During the follow-up contact, tracers are checking on how a person is feeling, the progression of their symptoms, whether they are running a temperature and whether they need medical care. State officials say the information is kept private.

Residents’ participation and adherence to state guidelines is voluntary.

“With these larger gatherings, it’s really making sure people are practicing best behaviors – social distancing if possible, wearing a mask, hand washing,” Sosa, the deputy state epidemiologist, said.

Problems persist
Even as workers and volunteers get the swing of the new system, glaring problems remain.

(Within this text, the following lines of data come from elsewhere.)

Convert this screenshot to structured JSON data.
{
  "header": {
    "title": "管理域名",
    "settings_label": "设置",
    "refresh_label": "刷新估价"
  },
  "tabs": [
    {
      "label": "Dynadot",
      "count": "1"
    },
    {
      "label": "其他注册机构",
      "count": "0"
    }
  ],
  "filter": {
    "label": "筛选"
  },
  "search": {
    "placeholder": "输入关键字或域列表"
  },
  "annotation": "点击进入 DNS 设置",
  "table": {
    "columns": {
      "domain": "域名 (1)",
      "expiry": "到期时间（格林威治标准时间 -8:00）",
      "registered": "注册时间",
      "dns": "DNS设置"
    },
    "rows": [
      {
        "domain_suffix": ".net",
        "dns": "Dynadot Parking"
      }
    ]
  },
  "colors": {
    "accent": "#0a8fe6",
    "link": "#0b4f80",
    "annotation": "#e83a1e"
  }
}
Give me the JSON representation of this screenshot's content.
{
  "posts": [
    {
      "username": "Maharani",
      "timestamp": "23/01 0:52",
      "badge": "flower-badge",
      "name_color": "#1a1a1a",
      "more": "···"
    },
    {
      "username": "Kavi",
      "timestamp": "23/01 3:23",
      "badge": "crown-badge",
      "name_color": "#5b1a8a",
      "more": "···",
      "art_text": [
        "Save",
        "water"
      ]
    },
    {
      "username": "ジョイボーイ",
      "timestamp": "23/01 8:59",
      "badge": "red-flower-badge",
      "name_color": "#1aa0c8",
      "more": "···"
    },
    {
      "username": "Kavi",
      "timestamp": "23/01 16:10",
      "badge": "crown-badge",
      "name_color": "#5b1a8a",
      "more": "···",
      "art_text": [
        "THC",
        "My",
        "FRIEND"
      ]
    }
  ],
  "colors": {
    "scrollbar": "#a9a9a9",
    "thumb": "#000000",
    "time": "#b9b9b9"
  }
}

Members of several local health districts have raised concerns about the language issue. If a resident elects to receive follow-up communication via text or email, it’s only available in English.

“You need different languages,” said Patrice Sulik, director of the North Central District Health Department, which serves Enfield, East Windsor and six other communities. “We were told something like, ‘Well, we wanted to see what language groups you needed.’ But Spanish didn’t occur to you? There’s pretty robust data about the languages people in Connecticut speak.”

Sulik said she doesn’t fault the state’s health department because the new system came along in the middle of a pandemic, when everyone was scrambling. Still, she hopes the problem is corrected soon.

“A priority in Connecticut is looking at everything through a health equity lens,” Sulik pointed out.

The language limitation also puts more of a burden on the local health departments. Follow-up phone calls require manpower; texts and emails are automated.

Local officials also mentioned that while conducting an initial survey, only two symptoms for COVID-19 appear in the state’s system – cough and shortness of breath. The Centers for Disease Control and Prevention lists 11 symptoms associated with coronavirus.

Health workers said most are savvy enough to ask about the full range of symptoms, even though they are not included in the system. But they worry new volunteers might overlook them.

State officials said they are working to resolve both issues.

They are also setting up a program so that “CT COVID Trace” appears on people’s caller IDs when a contact tracer reaches out. Residents sometimes avoid the calls because they don’t recognize the number.

“We know how prevalent and pervasive telemarketing has gotten,” said Av Harris, a spokesman for the state’s health department. “This will at least give people some indication of why they’re getting that phone call.”